Starting as exit numbers do, I-465 begins at an interchange with I-65 at exit 53, running concurrently with I-69, I-74, US 31, US 36, US 40, SR 37, and SR 67. Moving west, US 31 leaves the Interstate southbound at exit 2. All routes that I-465 meets in this direction (clockwise) move the opposite direction (counterclockwise), except US 52. I-69 and unsigned SR 37 leave the beltway at exit 5 before crossing the White River. Afterwards, at exit 8, SR 67 also exits the loop with Kentucky Avenue. I-465 then meets I-70 at exit 9 near the Indianapolis International Airport. After this interchange, the Interstate then changes direction.

Now northbound, US 40 leaves at exit 12, followed by US 36 at exit 13, towards Plainfield and Avon, respectively. I-74 finally leaves the beltway at exit 16, and US 136 ends just past the interchange. At exit 20, I-465 has a directional access interchange with its parent, I-65. Before the Interstate turns east, at exit 25, I-865 moves west toward I-65 northbound. I-865 eastbound merges into I-465 east, bringing eastbound US 52 with it. As previously mentioned, I-465 then turns east.

Moving eastbound, US 421 meets at exit 27. US 421 northbound exits from westbound I-465, and US 421 southbound enters eastbound. US 31 south also enters the beltway at exit 31. After passing former SR 431 (Keystone Parkway) at exit 33, I-69 southbound enters I-465 in this direction at exit 37. Afterwards, I-465 turns southward.

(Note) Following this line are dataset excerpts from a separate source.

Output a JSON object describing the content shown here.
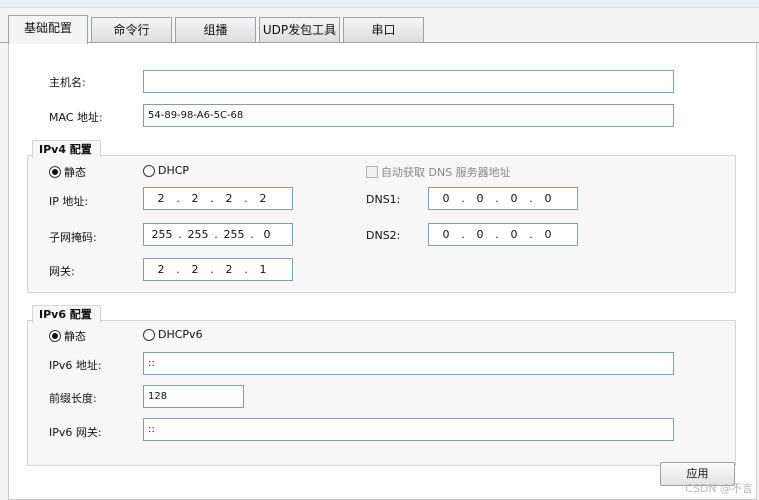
{
  "tabs": [
    {
      "label": "基础配置",
      "active": true
    },
    {
      "label": "命令行",
      "active": false
    },
    {
      "label": "组播",
      "active": false
    },
    {
      "label": "UDP发包工具",
      "active": false
    },
    {
      "label": "串口",
      "active": false
    }
  ],
  "basic": {
    "hostname_label": "主机名:",
    "hostname_value": "",
    "mac_label": "MAC 地址:",
    "mac_value": "54-89-98-A6-5C-68"
  },
  "ipv4": {
    "title": "IPv4 配置",
    "static_label": "静态",
    "dhcp_label": "DHCP",
    "auto_dns_label": "自动获取 DNS 服务器地址",
    "ip_label": "IP 地址:",
    "ip": [
      "2",
      "2",
      "2",
      "2"
    ],
    "mask_label": "子网掩码:",
    "mask": [
      "255",
      "255",
      "255",
      "0"
    ],
    "gateway_label": "网关:",
    "gateway": [
      "2",
      "2",
      "2",
      "1"
    ],
    "dns1_label": "DNS1:",
    "dns1": [
      "0",
      "0",
      "0",
      "0"
    ],
    "dns2_label": "DNS2:",
    "dns2": [
      "0",
      "0",
      "0",
      "0"
    ]
  },
  "ipv6": {
    "title": "IPv6 配置",
    "static_label": "静态",
    "dhcp_label": "DHCPv6",
    "ip_label": "IPv6 地址:",
    "ip_value": "::",
    "prefix_label": "前缀长度:",
    "prefix_value": "128",
    "gateway_label": "IPv6 网关:",
    "gateway_value": "::"
  },
  "apply_label": "应用",
  "watermark": "CSDN @不言"
}
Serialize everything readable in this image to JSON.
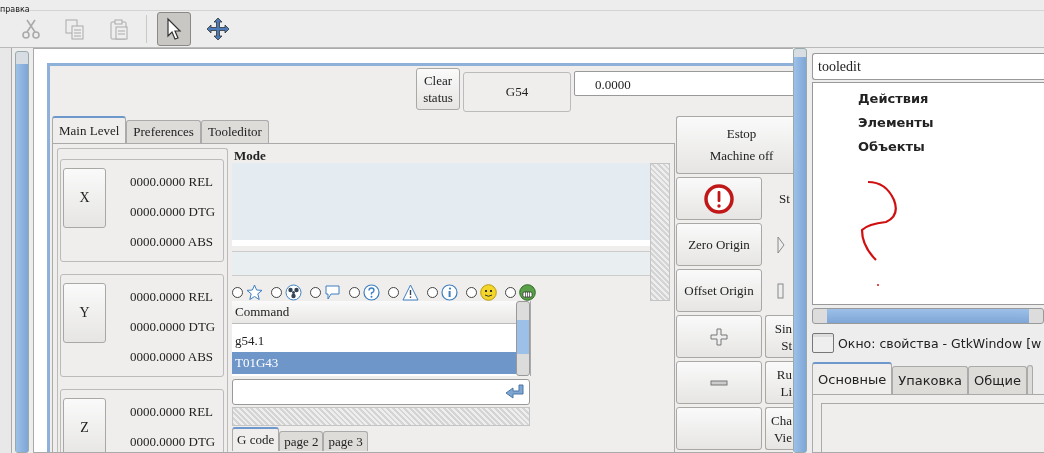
{
  "menubar": {
    "label": "правка"
  },
  "toolbar": [
    {
      "kind": "cut",
      "disabled": true,
      "selected": false
    },
    {
      "kind": "copy",
      "disabled": true,
      "selected": false
    },
    {
      "kind": "paste",
      "disabled": true,
      "selected": false
    },
    {
      "kind": "pointer",
      "disabled": false,
      "selected": true
    },
    {
      "kind": "move",
      "disabled": false,
      "selected": false
    }
  ],
  "designer_window": {
    "clear_button": "Clear status",
    "offset_label": "G54",
    "value_field": "0.0000",
    "tabs": [
      {
        "label": "Main Level",
        "selected": true
      },
      {
        "label": "Preferences",
        "selected": false
      },
      {
        "label": "Tooleditor",
        "selected": false
      }
    ],
    "axes": [
      {
        "name": "X",
        "readouts": [
          "0000.0000 REL",
          "0000.0000 DTG",
          "0000.0000 ABS"
        ]
      },
      {
        "name": "Y",
        "readouts": [
          "0000.0000 REL",
          "0000.0000 DTG",
          "0000.0000 ABS"
        ]
      },
      {
        "name": "Z",
        "readouts": [
          "0000.0000 REL",
          "0000.0000 DTG"
        ]
      }
    ],
    "mode_label": "Mode",
    "message_icons": [
      {
        "kind": "star",
        "selected": false
      },
      {
        "kind": "radiation",
        "selected": false
      },
      {
        "kind": "speech",
        "selected": false
      },
      {
        "kind": "question",
        "selected": false
      },
      {
        "kind": "warning",
        "selected": false
      },
      {
        "kind": "info",
        "selected": false
      },
      {
        "kind": "smiley",
        "selected": false
      },
      {
        "kind": "grin",
        "selected": false
      }
    ],
    "command_list": {
      "header": "Command",
      "rows": [
        {
          "text": "g54.1",
          "selected": false
        },
        {
          "text": "T01G43",
          "selected": true
        }
      ]
    },
    "bottom_tabs": [
      {
        "label": "G code",
        "selected": true
      },
      {
        "label": "page 2",
        "selected": false
      },
      {
        "label": "page 3",
        "selected": false
      }
    ],
    "estop": {
      "label": "Estop",
      "status": "Machine off"
    },
    "side_buttons": [
      {
        "kind": "alert"
      },
      {
        "kind": "text",
        "label": "Zero Origin"
      },
      {
        "kind": "text",
        "label": "Offset Origin"
      },
      {
        "kind": "plus"
      },
      {
        "kind": "minus"
      },
      {
        "kind": "blank"
      }
    ],
    "side_items": [
      {
        "kind": "label",
        "lines": [
          "St"
        ]
      },
      {
        "kind": "play"
      },
      {
        "kind": "stop"
      },
      {
        "kind": "button",
        "lines": [
          "Sin",
          "St"
        ]
      },
      {
        "kind": "button",
        "lines": [
          "Ru",
          "Li"
        ]
      },
      {
        "kind": "button",
        "lines": [
          "Cha",
          "Vie"
        ]
      }
    ]
  },
  "inspector": {
    "search": "tooledit",
    "tree": [
      "Действия",
      "Элементы",
      "Объекты"
    ],
    "property_title": "Окно: свойства - GtkWindow [w",
    "tabs": [
      {
        "label": "Основные",
        "selected": true
      },
      {
        "label": "Упаковка",
        "selected": false
      },
      {
        "label": "Общие",
        "selected": false
      }
    ]
  }
}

After the directional change, the Interstate meets Shadeland Avenue, former SR 100, at exit 40. At exit 42, westbound US 36 and southbound SR 67 reenter the beltway. I-70 once again meets I-465 at exit 44. At exit 46, US 40 west reenters the beltway, while US 52 leaves at exit 47. US 421 leaves at exit 49, and I-74 west enters the loop at the same exit. Along with this, I-465 completes its final directional change westbound.

Now moving westbound again, I-465 only has one more interchange (exit 52) before meeting I-65 once again at exit 53, and exit numbers then reset.

All U.S. and state highways that formerly were routed through the central part of Indianapolis are now routed concurrently with I-465. Only I-65 and I-70 run through Downtown Indianapolis.

Non-Interstate Highway route markers are not posted along I-465 itself; rather, signs on the entrance ramps direct traffic traveling a particular route to follow I-465 to a specific exit to continue on that route.

Despite being unsigned, an approximately 1 mi section between exits 46 and 47 carries nine designations: I-465, I-69, US 31, US 36, US 40, US 52, US 421, SR 37 and SR 67, exceeding by one a short segment of Georgia State Route 10 Loop in Athens, Georgia, for the largest concurrency in the United States.

==History==
===Planning and alignment selection===
A beltway for Indianapolis was part of the original plan of the Interstate Highway System in 1955. The general alignment was to be either on or adjacent to the now-defunct SR 100, which, by then, had only two completed legs—on the north side, along 86th Street west of the White River and 82nd Street east of the river, and on the east side, along Shadeland Avenue. On the city's west side, an alignment corridor paralleling High School Road was preferred, and, on the south side, one between Hanna Avenue and Thompson Road had been proposed. Development along 86th Street made its use unfeasible for I-465, so a 91st Street alignment was initially proposed. This proved to be controversial and caused many delays in final alignment selection for the north leg, postponing its construction by several years.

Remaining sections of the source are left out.